Kasus COVID-19 di Indonesia: Menurun atau Tersembunyi?
Kenaikan kasus COVID-19 di sejumlah negara Asia, termasuk Thailand, Malaysia, Singapura, dan Hong Kong, telah memicu kewaspadaan Kementerian Kesehatan (Kemenkes) Indonesia, meskipun angka kasus di dalam negeri dilaporkan menurun. Namun, pertanyaan besar muncul: akurasi data kasus COVID-19 di Indonesia di tengah pelonggaran pengawasan pasca-pandemi?
Data Kemenkes menunjukkan tren penurunan kasus konfirmasi positif COVID-19 setiap minggunya, bahkan mencapai rasio positif 0,59% pada awal Mei. Laporan mingguan menunjukkan hanya tiga kasus konfirmasi pada minggu ke-20, turun drastis dari 28 kasus pada minggu sebelumnya. Kemenkes menyebut jumlah kasus “sangat sedikit” dan cenderung fluktuatif. Laporan ini diperkuat observasi lapangan di beberapa rumah sakit di Medan dan Jakarta, yang menunjukkan minimnya pasien COVID-19. RSUP H. Adam Malik di Medan, misalnya, terakhir merawat pasien COVID-19 pada Juli 2023. Di Jakarta, data Dinas Kesehatan DKI Jakarta mencatat hanya 38 kasus antara Januari hingga Mei 2025.
Namun, para ahli epidemiologi menyangsikan keakuratan data ini. Masdalina Pane dari Perhimpunan Ahli Epidemiologi Indonesia (PAEI) mempertanyakan kredibilitas angka penurunan kasus, mengingat sistem pengawasan COVID-19 saat ini tidak seketat masa pandemi. Sistem yang dulu mencakup tes massal dan ditanggung pemerintah, kini telah berubah, sehingga laporan kasus dinilai tidak konsisten dengan tren global. Pelonggaran pengawasan ini membuat data yang ada tidak mampu merepresentasikan kondisi sebenarnya di lapangan. Banyak rumah sakit, termasuk RSUP H. Adam Malik, sudah tidak lagi menyediakan layanan tes COVID-19 seperti rapid test dan PCR. Masyarakat pun cenderung hanya melakukan tes jika gejala sangat berat, sehingga banyak kasus ringan yang mungkin tidak terdeteksi.
Kondisi ini diperparah dengan terbatasnya fasilitas kesehatan sentinel yang secara rutin melakukan tes COVID-19. Data WHO mencatat hanya 74 lokasi di seluruh Indonesia pada 2024, meningkat dari 46 pada 2023. Epidemiolog dari Universitas Indonesia, Tri Yunis Miko Wahyono, mengungkapkan kekhawatiran akan varian baru yang mungkin masuk dan tidak terdeteksi akibat terbatasnya fasilitas tes. Ia menekankan tingginya mobilitas penduduk Indonesia dengan negara-negara Asia Tenggara yang mengalami peningkatan kasus, meningkatkan risiko penyebaran varian baru.
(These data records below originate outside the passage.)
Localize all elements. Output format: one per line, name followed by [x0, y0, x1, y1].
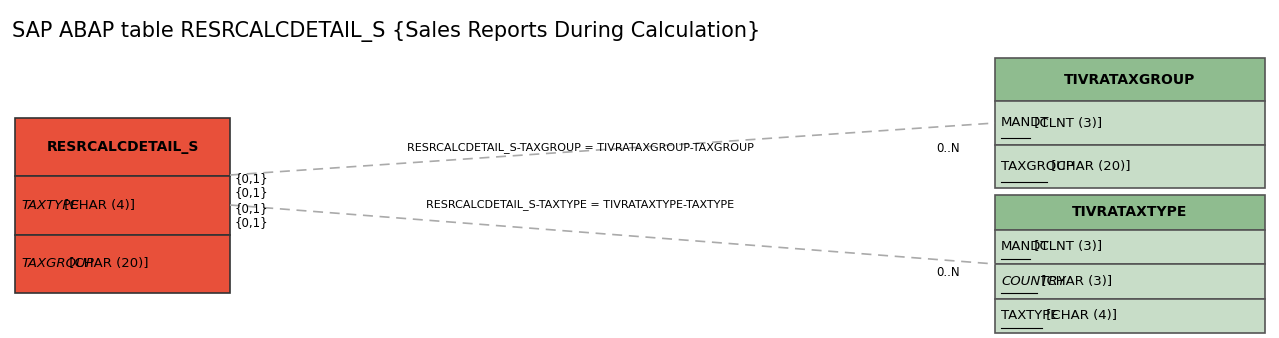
Text: TIVRATAXGROUP: TIVRATAXGROUP: [1064, 73, 1196, 87]
Bar: [995, 298, 1265, 333]
Text: TIVRATAXTYPE: TIVRATAXTYPE: [1072, 205, 1188, 219]
Text: RESRCALCDETAIL_S-TAXTYPE = TIVRATAXTYPE-TAXTYPE: RESRCALCDETAIL_S-TAXTYPE = TIVRATAXTYPE-…: [426, 199, 734, 211]
Text: [CHAR (20)]: [CHAR (20)]: [65, 257, 148, 270]
Text: 0..N: 0..N: [936, 266, 961, 279]
Bar: [995, 58, 1265, 101]
Text: [CHAR (4)]: [CHAR (4)]: [1041, 309, 1117, 322]
Bar: [15, 176, 230, 235]
Text: {0,1}: {0,1}: [235, 187, 269, 199]
Text: SAP ABAP table RESRCALCDETAIL_S {Sales Reports During Calculation}: SAP ABAP table RESRCALCDETAIL_S {Sales R…: [12, 22, 760, 43]
Text: [CHAR (4)]: [CHAR (4)]: [60, 199, 134, 212]
Bar: [995, 101, 1265, 145]
Text: TAXTYPE: TAXTYPE: [20, 199, 79, 212]
Text: {0,1}: {0,1}: [235, 202, 269, 216]
Text: COUNTRY: COUNTRY: [1001, 275, 1065, 288]
Text: RESRCALCDETAIL_S-TAXGROUP = TIVRATAXGROUP-TAXGROUP: RESRCALCDETAIL_S-TAXGROUP = TIVRATAXGROU…: [407, 143, 753, 153]
Bar: [995, 264, 1265, 298]
Text: MANDT: MANDT: [1001, 240, 1050, 253]
Text: [CLNT (3)]: [CLNT (3)]: [1030, 117, 1102, 129]
Text: {0,1}: {0,1}: [235, 217, 269, 230]
Bar: [995, 195, 1265, 230]
Text: {0,1}: {0,1}: [235, 172, 269, 186]
Text: [CLNT (3)]: [CLNT (3)]: [1030, 240, 1102, 253]
Bar: [15, 118, 230, 176]
Bar: [995, 145, 1265, 188]
Text: [CHAR (20)]: [CHAR (20)]: [1048, 160, 1131, 173]
Text: MANDT: MANDT: [1001, 117, 1050, 129]
Text: [CHAR (3)]: [CHAR (3)]: [1037, 275, 1113, 288]
Text: TAXGROUP: TAXGROUP: [1001, 160, 1074, 173]
Bar: [995, 230, 1265, 264]
Bar: [15, 235, 230, 293]
Text: TAXGROUP: TAXGROUP: [20, 257, 93, 270]
Text: RESRCALCDETAIL_S: RESRCALCDETAIL_S: [46, 140, 198, 154]
Text: 0..N: 0..N: [936, 142, 961, 154]
Text: TAXTYPE: TAXTYPE: [1001, 309, 1059, 322]
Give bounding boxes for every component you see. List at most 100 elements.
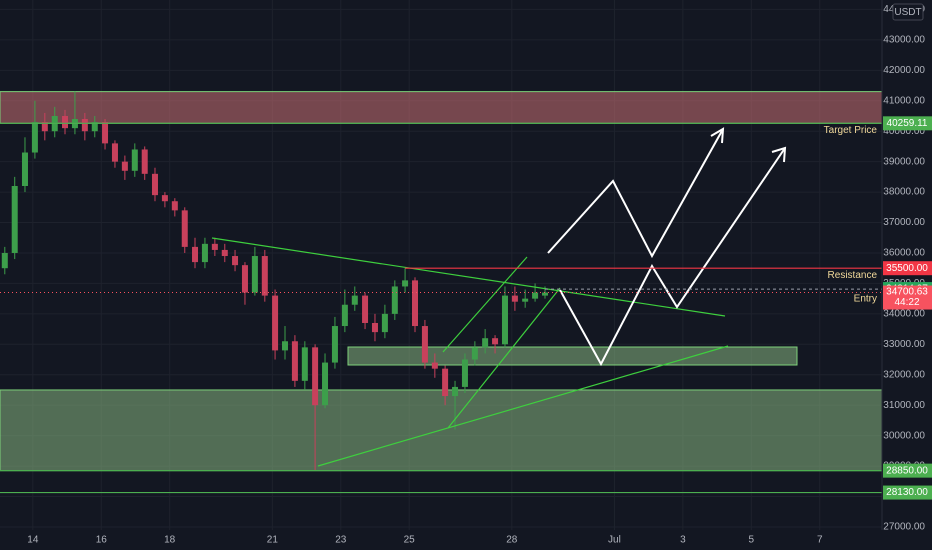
candle-body bbox=[221, 249, 228, 257]
y-tick-label: 43000.00 bbox=[883, 35, 925, 46]
entry-name: Entry bbox=[854, 294, 877, 305]
x-tick-label: 7 bbox=[817, 535, 823, 546]
candle-body bbox=[1, 252, 8, 269]
y-tick-label: 37000.00 bbox=[883, 217, 925, 228]
candle-body bbox=[62, 115, 69, 129]
currency: USDT bbox=[894, 7, 921, 18]
x-tick-label: 25 bbox=[404, 535, 416, 546]
candle-body bbox=[291, 341, 298, 381]
projection bbox=[547, 127, 787, 367]
candle-body bbox=[381, 313, 388, 333]
candle-body bbox=[461, 359, 468, 387]
x-tick-label: 3 bbox=[680, 535, 686, 546]
candle-body bbox=[492, 338, 499, 345]
y-tick-label: 42000.00 bbox=[883, 65, 925, 76]
projection-path bbox=[559, 147, 786, 367]
y-tick-label: 32000.00 bbox=[883, 369, 925, 380]
candle-body bbox=[402, 280, 409, 287]
candle-body bbox=[331, 326, 338, 363]
candle-body bbox=[11, 186, 18, 253]
zone bbox=[0, 91, 883, 124]
last-price-tag bbox=[883, 285, 932, 310]
candle-body bbox=[421, 326, 428, 363]
x-tick-label: 28 bbox=[506, 535, 518, 546]
last-price-label: 34700.63 bbox=[886, 287, 928, 298]
trend-line bbox=[211, 237, 726, 317]
y-tick-label: 38000.00 bbox=[883, 187, 925, 198]
candle-body bbox=[131, 149, 138, 171]
candle-body bbox=[542, 292, 549, 296]
candle-body bbox=[241, 265, 248, 293]
candle-body bbox=[371, 322, 378, 333]
trend-line bbox=[317, 345, 729, 467]
candle-body bbox=[272, 295, 279, 351]
entry-zone bbox=[347, 346, 798, 366]
candle-body bbox=[522, 298, 529, 302]
candle-body bbox=[151, 173, 158, 196]
candle-body bbox=[532, 292, 539, 299]
candle-body bbox=[111, 143, 118, 162]
candle-body bbox=[281, 341, 288, 351]
candle-body bbox=[31, 122, 38, 153]
x-tick-label: Jul bbox=[608, 535, 621, 546]
candle-body bbox=[261, 256, 268, 296]
price-tag bbox=[883, 116, 932, 131]
candle-body bbox=[141, 149, 148, 174]
candle-body bbox=[21, 152, 28, 187]
candle-body bbox=[91, 122, 98, 132]
candle-body bbox=[301, 347, 308, 381]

Olivia Herlinda dari CISDI turut menyoroti kelemahan sistem surveilans Indonesia, termasuk sistem pelaporan yang masih banyak berbasis kertas dan tidak real-time, integrasi yang lemah antara sistem kesehatan publik dan swasta, serta sistem informasi terpisah yang menyebabkan ketidaksesuaian data. Lebih jauh, Olivia juga menyoroti menurunnya kesadaran publik dan akses terhadap vaksinasi, serta minimnya informasi publik terkait COVID-19.
Varian COVID-19 yang dominan di negara-negara Asia seperti Thailand (XEC dan JN.1), Singapura (LF.7 dan NB.1.8), Malaysia (XEC), dan Hong Kong (JN.1) sebagian besar merupakan turunan Omicron. Di Indonesia, varian MB.1.1 yang juga merupakan turunan Omicron, menjadi varian dominan. Meski varian Omicron cenderung menyebabkan gejala ringan, kelompok rentan tetap perlu waspada. Epidemiolog Dicky Budiman mengingatkan akan bahaya long COVID akibat infeksi berulang.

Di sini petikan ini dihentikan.